Application of a voltage to the drain higher than that to the gate will generate a relatively large electric field at the junction of the drain side. Electrons accelerated by this electric field induce impact ionization, whereby a pair of an electron and hole is generated. Impact ionization is repeated to increase the pairs of electrons and holes, causing increase in the drain current to result in avalanche breakdown. The drain voltage at this stage becomes the source-drain breakdown voltage.
In the present description, the source-drain breakdown voltage corresponds to the drain voltage when 0V is applied to the gate electrode and the drain current across the source and drain is 0.1 μA per 1 μm gate width.
The GOLD region is provided to improve such source-drain breakdown voltage, and is formed overlapping with the gate electrode at a region between the channel region and drain region. Generally, the impurity concentration of the GOLD region is set lower than that of the drain region. According to such a configuration, the electric field in the proximity of the drain is alleviated at the junction between the channel region and GOLD region, so that impact ionization can be suppressed. Therefore, the source-drain breakdown voltage can be improved.
By setting the length of the GOLD region in the direction of the channel length longer, the source-drain breakdown voltage can be further improved.
The conventional semiconductor device has a problem set forth below. In a conventional semiconductor device, the GOLD length of the GOLD region is set identical with respect to all the N channel type thin film transistors of a GOLD structure. Therefore, it was necessary to set a long GOLD length in conformance with the n channel type thin film transistor that needs the highest source-drain breakdown voltage among the thin film transistors formed at the TFT (Thin Film Transistor) array substrate. In other words, a long GOLD length had to be set in conformance with the n channel type thin film transistor to which the highest voltage is applied.

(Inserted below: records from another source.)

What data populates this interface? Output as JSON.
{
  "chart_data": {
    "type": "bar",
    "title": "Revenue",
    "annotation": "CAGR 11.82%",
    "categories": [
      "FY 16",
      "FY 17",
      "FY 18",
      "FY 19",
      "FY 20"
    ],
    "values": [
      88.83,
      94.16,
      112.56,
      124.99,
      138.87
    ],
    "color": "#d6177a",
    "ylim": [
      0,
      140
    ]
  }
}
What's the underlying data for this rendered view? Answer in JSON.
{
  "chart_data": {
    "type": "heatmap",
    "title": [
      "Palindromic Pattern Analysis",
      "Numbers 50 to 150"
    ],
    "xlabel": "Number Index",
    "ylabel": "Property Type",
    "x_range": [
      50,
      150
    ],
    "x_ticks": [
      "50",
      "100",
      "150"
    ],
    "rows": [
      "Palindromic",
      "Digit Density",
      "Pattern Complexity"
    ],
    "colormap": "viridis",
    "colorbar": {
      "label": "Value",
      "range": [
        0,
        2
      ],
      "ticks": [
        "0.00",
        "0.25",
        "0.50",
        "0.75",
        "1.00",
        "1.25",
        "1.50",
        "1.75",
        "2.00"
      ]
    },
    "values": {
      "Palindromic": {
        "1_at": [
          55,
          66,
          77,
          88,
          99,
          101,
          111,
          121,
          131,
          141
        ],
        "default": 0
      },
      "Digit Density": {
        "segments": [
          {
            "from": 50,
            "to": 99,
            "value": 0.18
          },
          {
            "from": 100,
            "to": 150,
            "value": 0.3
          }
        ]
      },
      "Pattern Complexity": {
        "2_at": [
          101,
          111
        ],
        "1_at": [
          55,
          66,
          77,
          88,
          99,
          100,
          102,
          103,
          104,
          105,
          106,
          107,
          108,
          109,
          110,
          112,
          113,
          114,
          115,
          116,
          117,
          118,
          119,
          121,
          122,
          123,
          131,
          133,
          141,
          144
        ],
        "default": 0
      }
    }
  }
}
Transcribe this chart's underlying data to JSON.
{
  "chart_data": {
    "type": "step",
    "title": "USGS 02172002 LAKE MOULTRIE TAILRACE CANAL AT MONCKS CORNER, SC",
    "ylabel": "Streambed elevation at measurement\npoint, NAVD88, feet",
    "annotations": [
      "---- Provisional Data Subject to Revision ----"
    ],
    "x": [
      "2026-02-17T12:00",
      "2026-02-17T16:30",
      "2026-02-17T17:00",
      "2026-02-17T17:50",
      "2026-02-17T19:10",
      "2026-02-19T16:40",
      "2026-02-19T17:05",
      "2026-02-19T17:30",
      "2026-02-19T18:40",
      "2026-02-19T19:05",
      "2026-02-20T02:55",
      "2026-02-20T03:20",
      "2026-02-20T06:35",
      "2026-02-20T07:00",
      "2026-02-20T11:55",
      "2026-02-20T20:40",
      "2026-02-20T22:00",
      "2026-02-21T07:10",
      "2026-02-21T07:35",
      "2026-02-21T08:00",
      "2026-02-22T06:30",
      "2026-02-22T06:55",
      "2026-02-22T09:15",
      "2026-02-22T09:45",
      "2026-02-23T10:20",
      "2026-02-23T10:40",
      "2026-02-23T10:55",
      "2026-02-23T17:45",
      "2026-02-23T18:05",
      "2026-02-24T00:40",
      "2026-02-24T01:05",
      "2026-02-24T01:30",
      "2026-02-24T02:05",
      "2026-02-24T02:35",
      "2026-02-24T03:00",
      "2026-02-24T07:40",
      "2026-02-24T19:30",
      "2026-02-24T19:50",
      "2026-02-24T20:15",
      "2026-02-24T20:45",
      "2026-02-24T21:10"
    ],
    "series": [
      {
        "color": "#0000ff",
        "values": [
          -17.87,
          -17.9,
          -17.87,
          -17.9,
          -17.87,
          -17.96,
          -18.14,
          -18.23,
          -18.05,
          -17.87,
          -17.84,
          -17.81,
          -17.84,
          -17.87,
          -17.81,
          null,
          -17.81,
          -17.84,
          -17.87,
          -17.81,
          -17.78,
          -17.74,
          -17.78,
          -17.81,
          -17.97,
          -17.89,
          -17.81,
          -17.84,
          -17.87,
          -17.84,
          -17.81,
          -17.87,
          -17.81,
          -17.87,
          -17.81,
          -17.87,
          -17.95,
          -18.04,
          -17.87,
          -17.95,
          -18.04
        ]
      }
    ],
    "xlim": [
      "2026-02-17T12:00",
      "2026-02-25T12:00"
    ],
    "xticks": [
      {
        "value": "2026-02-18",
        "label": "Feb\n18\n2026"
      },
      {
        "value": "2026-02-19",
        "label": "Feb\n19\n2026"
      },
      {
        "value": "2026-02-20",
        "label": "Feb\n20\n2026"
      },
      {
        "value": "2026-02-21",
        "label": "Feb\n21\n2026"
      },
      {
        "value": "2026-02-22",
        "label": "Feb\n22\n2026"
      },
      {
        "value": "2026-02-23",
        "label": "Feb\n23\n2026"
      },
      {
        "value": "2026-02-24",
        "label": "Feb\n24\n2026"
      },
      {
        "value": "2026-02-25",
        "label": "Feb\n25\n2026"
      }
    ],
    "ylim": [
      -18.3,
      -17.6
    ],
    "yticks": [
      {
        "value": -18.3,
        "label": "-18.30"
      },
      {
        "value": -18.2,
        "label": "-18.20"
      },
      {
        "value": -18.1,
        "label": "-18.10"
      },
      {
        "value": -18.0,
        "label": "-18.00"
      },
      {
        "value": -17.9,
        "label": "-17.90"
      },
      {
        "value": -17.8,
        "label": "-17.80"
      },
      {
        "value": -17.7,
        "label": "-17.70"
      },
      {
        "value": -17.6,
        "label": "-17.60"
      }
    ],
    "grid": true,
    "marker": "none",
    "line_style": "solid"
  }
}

This means that an n channel type thin film transistor that does not need such a long GOLD length since the applied voltage is relatively low was also set to have a long GOLD length.
Therefore, the area occupied by the thin film transistors is increased since a long GOLD length is set even for a thin film transistor that does not essentially require such a long GOLD length. This induces the problem that the number of TFT array substrates fabricated from one glass substrate is reduced to increase the fabrication cost.